Cryogenic Vibrational Spectroscopy of Conformationally Selected Biomolecules
Vibrational spectroscopy of biological molecules is complicated by the coexistence of multiple stable conformers and/or isomers, which causes spectral congestion and hinders analysis, even at low temperatures. Spectroscopic schemes such as IR-UV double resonance or IR-IR hole burning can help deal with this conformational or isomeric heterogeneity in favorable cases, but neither is universally applicable. New spectral simplification methods are thus needed to push vibrational spectroscopy to increasingly complex biological molecules in a meaningful way. One class of molecules for which this is particularly important is that of glycans, or sugars.

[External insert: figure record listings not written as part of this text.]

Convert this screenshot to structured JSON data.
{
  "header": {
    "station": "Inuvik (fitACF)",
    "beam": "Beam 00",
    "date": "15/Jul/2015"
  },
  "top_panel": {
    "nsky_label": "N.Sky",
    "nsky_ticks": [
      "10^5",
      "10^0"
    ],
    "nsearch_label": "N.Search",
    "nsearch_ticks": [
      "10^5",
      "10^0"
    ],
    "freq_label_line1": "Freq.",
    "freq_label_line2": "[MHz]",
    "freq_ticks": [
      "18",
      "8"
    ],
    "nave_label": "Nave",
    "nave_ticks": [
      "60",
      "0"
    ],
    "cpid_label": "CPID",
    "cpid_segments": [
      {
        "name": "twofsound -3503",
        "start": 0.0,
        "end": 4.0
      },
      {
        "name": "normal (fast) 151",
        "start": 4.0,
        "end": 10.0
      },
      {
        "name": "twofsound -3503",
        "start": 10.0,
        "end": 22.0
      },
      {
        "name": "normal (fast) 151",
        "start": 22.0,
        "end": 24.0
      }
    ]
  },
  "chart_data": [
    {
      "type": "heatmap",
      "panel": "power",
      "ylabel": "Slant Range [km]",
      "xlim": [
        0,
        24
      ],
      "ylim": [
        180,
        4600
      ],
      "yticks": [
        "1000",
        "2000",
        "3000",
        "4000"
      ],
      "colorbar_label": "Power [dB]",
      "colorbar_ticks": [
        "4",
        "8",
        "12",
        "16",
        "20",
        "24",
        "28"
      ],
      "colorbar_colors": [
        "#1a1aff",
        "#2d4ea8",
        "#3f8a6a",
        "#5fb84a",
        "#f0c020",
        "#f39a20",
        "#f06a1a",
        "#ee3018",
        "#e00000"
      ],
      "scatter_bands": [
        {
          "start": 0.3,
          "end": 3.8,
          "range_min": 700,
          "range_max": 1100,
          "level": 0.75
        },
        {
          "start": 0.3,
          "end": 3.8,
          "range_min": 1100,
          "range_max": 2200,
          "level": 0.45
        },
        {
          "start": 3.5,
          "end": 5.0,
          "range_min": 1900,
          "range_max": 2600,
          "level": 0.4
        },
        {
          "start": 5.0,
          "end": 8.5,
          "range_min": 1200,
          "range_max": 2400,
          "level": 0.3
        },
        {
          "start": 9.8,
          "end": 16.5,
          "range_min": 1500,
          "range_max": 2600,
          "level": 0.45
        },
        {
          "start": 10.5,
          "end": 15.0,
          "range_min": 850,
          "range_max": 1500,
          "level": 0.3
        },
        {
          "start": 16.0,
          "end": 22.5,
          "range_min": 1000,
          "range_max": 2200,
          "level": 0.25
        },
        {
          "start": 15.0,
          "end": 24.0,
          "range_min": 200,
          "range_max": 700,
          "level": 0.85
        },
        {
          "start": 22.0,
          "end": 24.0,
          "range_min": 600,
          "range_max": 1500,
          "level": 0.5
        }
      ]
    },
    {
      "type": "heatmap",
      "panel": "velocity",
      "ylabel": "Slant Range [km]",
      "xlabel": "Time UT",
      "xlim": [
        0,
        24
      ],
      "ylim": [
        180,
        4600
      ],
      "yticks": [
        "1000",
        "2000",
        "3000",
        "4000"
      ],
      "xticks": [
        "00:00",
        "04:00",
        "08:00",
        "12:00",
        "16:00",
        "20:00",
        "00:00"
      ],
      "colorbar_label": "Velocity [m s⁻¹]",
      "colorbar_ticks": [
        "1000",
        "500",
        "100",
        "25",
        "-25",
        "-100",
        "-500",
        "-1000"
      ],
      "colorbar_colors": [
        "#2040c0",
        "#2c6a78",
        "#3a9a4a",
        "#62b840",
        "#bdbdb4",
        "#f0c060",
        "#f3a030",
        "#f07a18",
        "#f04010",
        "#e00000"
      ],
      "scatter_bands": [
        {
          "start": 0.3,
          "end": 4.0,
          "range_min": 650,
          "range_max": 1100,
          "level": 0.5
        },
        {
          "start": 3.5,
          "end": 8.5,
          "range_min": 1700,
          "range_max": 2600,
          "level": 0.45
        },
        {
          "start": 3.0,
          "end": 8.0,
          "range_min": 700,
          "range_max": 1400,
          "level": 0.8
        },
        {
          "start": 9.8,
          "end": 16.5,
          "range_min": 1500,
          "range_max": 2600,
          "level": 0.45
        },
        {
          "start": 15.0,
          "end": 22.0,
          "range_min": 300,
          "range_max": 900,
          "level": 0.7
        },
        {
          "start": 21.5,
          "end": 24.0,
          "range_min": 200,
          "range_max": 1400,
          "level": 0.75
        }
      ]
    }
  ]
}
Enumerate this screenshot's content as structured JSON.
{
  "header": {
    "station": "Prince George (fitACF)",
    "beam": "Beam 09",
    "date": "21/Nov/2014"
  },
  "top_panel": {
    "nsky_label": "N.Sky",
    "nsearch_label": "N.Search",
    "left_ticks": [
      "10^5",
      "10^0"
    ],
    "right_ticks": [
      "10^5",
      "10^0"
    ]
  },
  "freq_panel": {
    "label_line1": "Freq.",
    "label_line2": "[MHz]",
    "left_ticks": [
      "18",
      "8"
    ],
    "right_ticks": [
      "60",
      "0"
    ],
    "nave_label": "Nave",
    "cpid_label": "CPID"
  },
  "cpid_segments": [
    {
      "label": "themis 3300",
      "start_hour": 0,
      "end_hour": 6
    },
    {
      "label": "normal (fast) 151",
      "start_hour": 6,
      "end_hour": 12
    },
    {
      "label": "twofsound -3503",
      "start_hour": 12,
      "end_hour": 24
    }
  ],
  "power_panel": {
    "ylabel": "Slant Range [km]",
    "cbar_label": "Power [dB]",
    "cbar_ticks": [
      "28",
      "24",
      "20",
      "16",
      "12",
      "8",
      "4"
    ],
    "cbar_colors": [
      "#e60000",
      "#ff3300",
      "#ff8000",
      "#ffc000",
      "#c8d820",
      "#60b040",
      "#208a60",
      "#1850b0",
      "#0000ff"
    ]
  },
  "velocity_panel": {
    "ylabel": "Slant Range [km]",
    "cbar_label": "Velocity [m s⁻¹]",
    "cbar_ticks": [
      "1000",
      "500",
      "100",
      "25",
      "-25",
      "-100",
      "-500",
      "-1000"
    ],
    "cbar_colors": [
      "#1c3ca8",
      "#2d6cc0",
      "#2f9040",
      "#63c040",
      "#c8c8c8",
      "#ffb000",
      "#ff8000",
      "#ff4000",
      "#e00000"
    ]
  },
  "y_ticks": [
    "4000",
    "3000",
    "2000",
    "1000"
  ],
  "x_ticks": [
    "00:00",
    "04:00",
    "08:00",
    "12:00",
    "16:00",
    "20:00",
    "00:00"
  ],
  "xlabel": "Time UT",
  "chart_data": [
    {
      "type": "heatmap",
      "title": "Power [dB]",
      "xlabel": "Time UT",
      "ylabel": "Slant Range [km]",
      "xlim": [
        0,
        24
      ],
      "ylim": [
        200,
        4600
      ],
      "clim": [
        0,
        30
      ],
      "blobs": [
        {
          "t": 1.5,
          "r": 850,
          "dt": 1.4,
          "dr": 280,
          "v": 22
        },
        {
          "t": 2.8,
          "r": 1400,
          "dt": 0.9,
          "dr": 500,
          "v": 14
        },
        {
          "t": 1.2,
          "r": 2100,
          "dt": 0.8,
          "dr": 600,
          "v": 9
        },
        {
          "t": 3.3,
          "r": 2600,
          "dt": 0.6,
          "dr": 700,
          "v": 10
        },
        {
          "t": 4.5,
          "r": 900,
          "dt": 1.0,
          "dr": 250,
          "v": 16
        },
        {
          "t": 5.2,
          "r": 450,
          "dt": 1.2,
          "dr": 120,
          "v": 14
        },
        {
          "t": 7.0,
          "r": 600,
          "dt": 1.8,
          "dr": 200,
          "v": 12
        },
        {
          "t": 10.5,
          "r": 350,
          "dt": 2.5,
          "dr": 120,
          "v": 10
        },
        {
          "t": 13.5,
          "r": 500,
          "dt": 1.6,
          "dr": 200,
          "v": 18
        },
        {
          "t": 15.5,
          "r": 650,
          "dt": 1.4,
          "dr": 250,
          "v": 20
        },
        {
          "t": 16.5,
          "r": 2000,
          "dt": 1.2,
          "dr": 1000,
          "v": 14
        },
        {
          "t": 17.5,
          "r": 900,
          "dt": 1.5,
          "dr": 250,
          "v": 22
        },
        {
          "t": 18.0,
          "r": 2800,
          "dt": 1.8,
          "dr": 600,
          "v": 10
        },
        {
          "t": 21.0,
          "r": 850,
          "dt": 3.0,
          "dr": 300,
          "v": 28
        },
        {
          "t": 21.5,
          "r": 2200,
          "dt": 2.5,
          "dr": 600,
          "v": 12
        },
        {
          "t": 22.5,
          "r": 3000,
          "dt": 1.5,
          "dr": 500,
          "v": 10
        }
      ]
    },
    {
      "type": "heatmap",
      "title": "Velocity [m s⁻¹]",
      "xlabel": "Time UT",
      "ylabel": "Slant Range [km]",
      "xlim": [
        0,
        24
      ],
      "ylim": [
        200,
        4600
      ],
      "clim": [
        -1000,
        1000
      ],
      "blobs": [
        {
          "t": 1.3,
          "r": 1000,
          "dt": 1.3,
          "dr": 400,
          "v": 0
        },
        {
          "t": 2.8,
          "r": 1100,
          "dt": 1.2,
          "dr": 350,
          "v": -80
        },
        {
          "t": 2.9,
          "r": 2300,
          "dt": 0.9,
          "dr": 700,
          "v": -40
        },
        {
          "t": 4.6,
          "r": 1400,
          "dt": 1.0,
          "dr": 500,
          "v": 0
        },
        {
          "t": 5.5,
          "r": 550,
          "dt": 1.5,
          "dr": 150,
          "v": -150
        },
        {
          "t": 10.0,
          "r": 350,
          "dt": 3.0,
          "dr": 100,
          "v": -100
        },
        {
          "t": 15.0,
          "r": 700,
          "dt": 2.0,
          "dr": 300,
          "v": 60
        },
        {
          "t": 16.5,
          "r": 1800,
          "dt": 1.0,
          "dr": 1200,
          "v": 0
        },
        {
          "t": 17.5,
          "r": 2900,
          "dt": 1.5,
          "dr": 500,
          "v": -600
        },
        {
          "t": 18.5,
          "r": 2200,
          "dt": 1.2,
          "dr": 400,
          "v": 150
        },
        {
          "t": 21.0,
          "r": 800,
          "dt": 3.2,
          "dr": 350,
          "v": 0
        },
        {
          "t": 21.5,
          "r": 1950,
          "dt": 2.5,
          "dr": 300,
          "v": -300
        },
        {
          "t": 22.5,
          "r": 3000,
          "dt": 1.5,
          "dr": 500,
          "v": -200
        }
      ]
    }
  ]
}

Despite their biological importance, glycans present a particular problem for analysis arising from the multiple types of isomerism that are simultaneously present. Orthogonal techniques need to be applied simultaneously to have any chance of resolving their isomeric complexity. The most common approach is to combine liquid chromatography (LC) with mass spectrometry (MS), but LCMS cannot distinguish the subtlest isomeric forms. Ion mobility spectrometry (IMS) is being increasingly applied to glycan analysis, but even this powerful technique cannot completely distinguish subtly different isomers. Vibrational spectroscopy, on the other hand, is exquisitely sensitive to the smallest difference between isomeric species, particularly when performed at cryogenic temperatures.
We have recently developed a technique that combines ultrahigh-resolution ion mobility spectrometry with cryogenic ion vibrational spectroscopy for the analysis of gas-phase biological ions, and we have been applying it principally to glycans (1-3). We achieve extremely high-resolution ion mobility using structures for lossless ion manipulations (SLIM) (4), which employs traveling-waves generated between a closely spaced pair of printed circuit-board electrodes. Because ions can be made to follow a serpentine path, one can achieve ultra-long separation lengths, and hence extremely high resolution, in a compact instrument. This allows us to separate glycan isomers that differ only by the orientation about a single stereogenic center. After mobility separation, we then record a vibrational fingerprint at cryogenic temperatures using messenger-tagging spectroscopy and compare it with a database constructed from suitable standards.
We will demonstrate here the power of this technique by applying it to a series of glycans of increasing complexity and show the steps we are taking towards making this approach into a high-throughput analytical tool.
(1) Warnke, S.; Ben Faleh, A.; Scutelnic, V.; Rizzo, T. R. J. Am. Soc. Mass Spectrom. 2019, 30, 2204-2211.
(2) Warnke, S.; Ben Faleh, A.; Pellegrinelli, R. P.; Yalovenko, N.; Rizzo, T. R. Faraday Discuss. Chem. Soc. 2019.
(3) Ben Faleh, A.; Warnke, S.; Rizzo, T. R. Anal. Chem. 2019, 91, 4876-4882.
(4) Hamid, A. M.; Garimella, S. V. B.; Ibrahim, Y. M.; Deng, L.; Zheng, X.; Webb, I. K.; Anderson, G. A.; Prost, S. A.; Norheim, R. V.; Tolmachev, A. V.; Baker, E. S.; Smith, R. D. Anal. Chem. 2016, 88, 8949-8956.